Deep learning (DL) is a sub-field of Machine Learning and Artificial Intelligence, and is based on a set of algorithms that attempt to learn representations of data and model their high-level abstractions. Since 2006 DL has attracted more and more attention in both academia and industry. Recently DL has produced break-record results in a broad range of areas, such as beating human in strategic game systems like Go (Googles AlphaGo [SSS + 17]), autonomous driving [BDTD + 16], and achieving dermatologist-level classification of skin cancer [EKN + 17], etc.
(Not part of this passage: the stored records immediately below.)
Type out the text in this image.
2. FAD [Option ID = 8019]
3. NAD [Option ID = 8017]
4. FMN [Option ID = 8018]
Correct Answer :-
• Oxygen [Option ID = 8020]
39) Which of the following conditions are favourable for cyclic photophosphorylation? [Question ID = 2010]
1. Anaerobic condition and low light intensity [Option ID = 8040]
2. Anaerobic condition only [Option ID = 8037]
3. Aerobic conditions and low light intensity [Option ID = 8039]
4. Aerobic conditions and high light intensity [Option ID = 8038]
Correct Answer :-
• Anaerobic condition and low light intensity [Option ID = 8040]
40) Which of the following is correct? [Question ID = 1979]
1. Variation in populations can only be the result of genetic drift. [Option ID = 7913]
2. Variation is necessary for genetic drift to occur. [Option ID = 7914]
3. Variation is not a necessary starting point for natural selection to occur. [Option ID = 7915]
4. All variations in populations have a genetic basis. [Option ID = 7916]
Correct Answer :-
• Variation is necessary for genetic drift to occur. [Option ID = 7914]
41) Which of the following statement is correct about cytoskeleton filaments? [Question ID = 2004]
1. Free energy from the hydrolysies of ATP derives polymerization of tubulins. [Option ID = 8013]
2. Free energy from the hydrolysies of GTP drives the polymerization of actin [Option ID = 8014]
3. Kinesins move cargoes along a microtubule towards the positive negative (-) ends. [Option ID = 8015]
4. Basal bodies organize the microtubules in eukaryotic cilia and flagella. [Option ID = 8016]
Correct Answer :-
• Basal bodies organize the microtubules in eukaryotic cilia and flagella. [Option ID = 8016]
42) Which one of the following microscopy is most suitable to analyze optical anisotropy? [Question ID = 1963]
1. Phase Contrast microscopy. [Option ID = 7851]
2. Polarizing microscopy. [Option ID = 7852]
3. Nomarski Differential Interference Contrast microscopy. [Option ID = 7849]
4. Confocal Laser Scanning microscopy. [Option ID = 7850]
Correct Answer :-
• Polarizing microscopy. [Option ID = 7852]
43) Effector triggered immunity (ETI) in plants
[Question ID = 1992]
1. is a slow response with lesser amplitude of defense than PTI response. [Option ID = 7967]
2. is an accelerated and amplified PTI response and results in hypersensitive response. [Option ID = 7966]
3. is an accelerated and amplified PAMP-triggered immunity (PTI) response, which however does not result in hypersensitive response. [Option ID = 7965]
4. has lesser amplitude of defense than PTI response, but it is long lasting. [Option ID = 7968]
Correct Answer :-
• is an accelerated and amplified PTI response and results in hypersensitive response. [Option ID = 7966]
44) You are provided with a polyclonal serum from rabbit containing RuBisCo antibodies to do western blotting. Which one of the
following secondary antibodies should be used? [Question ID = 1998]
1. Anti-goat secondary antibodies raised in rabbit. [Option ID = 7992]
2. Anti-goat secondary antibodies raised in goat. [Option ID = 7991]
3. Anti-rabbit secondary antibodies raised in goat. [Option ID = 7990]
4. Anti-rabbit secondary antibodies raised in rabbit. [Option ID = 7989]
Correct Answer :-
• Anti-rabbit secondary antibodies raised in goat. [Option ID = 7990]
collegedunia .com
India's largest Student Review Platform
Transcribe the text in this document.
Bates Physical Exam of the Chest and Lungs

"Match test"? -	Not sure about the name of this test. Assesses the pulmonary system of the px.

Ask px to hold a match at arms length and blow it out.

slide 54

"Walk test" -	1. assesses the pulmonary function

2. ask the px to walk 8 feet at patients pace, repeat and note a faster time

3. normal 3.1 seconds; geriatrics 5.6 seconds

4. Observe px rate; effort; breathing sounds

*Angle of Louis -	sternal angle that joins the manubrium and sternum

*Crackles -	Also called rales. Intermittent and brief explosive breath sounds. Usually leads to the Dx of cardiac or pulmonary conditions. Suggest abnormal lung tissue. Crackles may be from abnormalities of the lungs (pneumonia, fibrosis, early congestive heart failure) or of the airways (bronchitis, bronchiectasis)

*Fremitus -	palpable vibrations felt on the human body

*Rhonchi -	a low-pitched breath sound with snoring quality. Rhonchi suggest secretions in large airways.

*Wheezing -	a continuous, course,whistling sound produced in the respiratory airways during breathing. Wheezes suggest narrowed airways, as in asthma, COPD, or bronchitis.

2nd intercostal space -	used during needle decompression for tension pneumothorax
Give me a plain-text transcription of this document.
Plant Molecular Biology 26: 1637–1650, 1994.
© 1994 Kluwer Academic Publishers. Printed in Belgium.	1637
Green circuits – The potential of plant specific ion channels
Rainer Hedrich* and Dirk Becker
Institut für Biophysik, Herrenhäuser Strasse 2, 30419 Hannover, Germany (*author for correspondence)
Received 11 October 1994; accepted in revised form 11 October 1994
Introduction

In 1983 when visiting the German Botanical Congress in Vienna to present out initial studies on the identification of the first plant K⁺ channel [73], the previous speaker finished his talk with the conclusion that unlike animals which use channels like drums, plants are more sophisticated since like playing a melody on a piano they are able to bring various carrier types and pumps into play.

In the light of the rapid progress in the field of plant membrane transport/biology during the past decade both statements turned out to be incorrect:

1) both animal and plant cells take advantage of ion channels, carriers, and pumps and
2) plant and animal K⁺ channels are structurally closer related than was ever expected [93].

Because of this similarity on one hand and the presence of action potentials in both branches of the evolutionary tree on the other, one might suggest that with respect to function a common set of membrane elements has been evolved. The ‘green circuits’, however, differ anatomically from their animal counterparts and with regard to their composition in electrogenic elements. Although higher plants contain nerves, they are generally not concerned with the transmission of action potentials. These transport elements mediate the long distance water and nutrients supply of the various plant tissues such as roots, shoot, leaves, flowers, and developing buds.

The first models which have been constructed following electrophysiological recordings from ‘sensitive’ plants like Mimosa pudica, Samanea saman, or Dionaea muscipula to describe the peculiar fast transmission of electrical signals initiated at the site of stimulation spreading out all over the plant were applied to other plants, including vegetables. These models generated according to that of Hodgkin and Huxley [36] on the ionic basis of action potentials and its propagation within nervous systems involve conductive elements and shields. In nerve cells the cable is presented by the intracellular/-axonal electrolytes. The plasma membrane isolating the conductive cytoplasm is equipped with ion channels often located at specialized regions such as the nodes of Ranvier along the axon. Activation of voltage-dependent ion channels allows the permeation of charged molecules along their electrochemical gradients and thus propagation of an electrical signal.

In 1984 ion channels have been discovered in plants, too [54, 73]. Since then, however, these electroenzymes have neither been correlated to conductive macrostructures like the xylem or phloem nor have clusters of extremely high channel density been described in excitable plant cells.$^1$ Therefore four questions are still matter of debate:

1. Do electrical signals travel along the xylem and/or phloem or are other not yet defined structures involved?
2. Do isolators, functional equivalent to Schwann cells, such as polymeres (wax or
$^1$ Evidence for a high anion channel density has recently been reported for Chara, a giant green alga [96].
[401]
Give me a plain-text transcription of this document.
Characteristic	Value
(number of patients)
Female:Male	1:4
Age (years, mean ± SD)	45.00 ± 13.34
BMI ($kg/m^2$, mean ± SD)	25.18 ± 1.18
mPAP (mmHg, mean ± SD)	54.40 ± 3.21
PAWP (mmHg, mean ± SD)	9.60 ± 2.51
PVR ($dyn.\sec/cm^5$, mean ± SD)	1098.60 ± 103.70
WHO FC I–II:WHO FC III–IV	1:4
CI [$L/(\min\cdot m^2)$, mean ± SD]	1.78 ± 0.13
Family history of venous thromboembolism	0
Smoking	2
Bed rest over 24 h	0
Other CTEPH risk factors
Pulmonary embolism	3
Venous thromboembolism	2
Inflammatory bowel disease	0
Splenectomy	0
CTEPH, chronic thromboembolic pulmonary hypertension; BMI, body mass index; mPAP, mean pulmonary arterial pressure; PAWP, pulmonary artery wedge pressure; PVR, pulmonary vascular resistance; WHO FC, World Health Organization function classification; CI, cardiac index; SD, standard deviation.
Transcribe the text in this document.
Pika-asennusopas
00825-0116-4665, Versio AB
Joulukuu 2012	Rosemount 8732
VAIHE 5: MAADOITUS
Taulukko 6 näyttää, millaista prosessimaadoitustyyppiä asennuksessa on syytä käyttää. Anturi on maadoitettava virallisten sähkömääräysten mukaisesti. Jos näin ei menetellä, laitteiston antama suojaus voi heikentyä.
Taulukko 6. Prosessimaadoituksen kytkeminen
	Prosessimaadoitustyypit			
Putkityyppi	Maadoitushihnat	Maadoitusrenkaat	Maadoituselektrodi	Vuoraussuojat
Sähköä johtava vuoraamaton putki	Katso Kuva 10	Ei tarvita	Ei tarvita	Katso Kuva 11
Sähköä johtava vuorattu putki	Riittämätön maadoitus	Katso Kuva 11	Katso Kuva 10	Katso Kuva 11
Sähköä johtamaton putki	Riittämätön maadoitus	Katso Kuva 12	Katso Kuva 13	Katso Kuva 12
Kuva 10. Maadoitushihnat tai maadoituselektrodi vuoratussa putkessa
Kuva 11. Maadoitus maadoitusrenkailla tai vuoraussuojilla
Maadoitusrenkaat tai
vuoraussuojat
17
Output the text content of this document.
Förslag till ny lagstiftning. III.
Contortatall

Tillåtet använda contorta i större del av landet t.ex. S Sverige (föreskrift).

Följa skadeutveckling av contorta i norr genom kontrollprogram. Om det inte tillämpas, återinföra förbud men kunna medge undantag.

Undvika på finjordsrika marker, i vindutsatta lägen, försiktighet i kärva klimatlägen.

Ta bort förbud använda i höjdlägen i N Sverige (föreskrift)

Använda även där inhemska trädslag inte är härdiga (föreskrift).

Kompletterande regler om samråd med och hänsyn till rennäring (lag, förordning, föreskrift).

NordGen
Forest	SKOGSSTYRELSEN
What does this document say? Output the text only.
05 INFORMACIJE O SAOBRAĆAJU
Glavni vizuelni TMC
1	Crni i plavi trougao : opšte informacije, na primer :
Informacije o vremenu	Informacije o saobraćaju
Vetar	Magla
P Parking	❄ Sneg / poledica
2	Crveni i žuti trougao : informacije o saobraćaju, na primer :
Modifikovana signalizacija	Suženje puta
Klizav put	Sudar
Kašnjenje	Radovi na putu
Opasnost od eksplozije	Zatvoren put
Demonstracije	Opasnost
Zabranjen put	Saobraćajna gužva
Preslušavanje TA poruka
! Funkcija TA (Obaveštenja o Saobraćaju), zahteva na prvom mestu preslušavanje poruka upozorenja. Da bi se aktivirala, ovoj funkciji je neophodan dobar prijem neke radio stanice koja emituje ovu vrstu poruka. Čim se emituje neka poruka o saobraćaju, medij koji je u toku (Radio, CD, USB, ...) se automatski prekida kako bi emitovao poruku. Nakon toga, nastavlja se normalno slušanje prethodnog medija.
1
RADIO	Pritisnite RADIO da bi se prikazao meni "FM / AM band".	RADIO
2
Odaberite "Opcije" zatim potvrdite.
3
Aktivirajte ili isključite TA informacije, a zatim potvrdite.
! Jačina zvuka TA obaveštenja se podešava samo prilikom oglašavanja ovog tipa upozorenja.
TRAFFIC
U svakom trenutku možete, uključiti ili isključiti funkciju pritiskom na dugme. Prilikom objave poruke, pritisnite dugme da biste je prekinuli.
In this Habilitationsschrift, I mainly address the following research problems: Nature scene text detection and recognition with deep learning. In this work, we developed two automatic scene text recognition systems: SceneTextReg [YWBM16] and SEE [BYM18] by following the supervised and semi-supervised processing scheme, respectively. We designed novel neural network architectures and achieved promising results in both recognition accuracy and efficiency.
Deep representation learning for multimodal data. We studied two sub-topics: visual-textual feature fusion in multimodal and cross-modal document retrieval task [WYM16a]; Visual-language feature learning with its use case image captioning. The developed captioning model is robust to generate the new sentence descriptions for a given image in a very efficient way [WYBM16, WYM18].
We developed BMXNet, an open-source Binary Neural Network (BNN) implementation based on the well-known deep learning framework Apache MXNet [CLL + 15]. We further conducted an extensive study on training strategy and executive efficiency of BNN on image classification task. We showed meaningful scientific insights and made our models and codes publicly available; these can serve as a solid foundation for the future research work.
Operability and accuracy of all proposed methods have been evaluated using publicly available benchmark data sets. While designing and developing theoretical algorithms, we also work on exploring how to apply these algorithms to practical applications. We investigated the applicability of two use cases, namely automatic online lecture analysis and medical image segmentation. The result demonstrates that such techniques might significantly impact or even subvert traditional industries and our daily lives.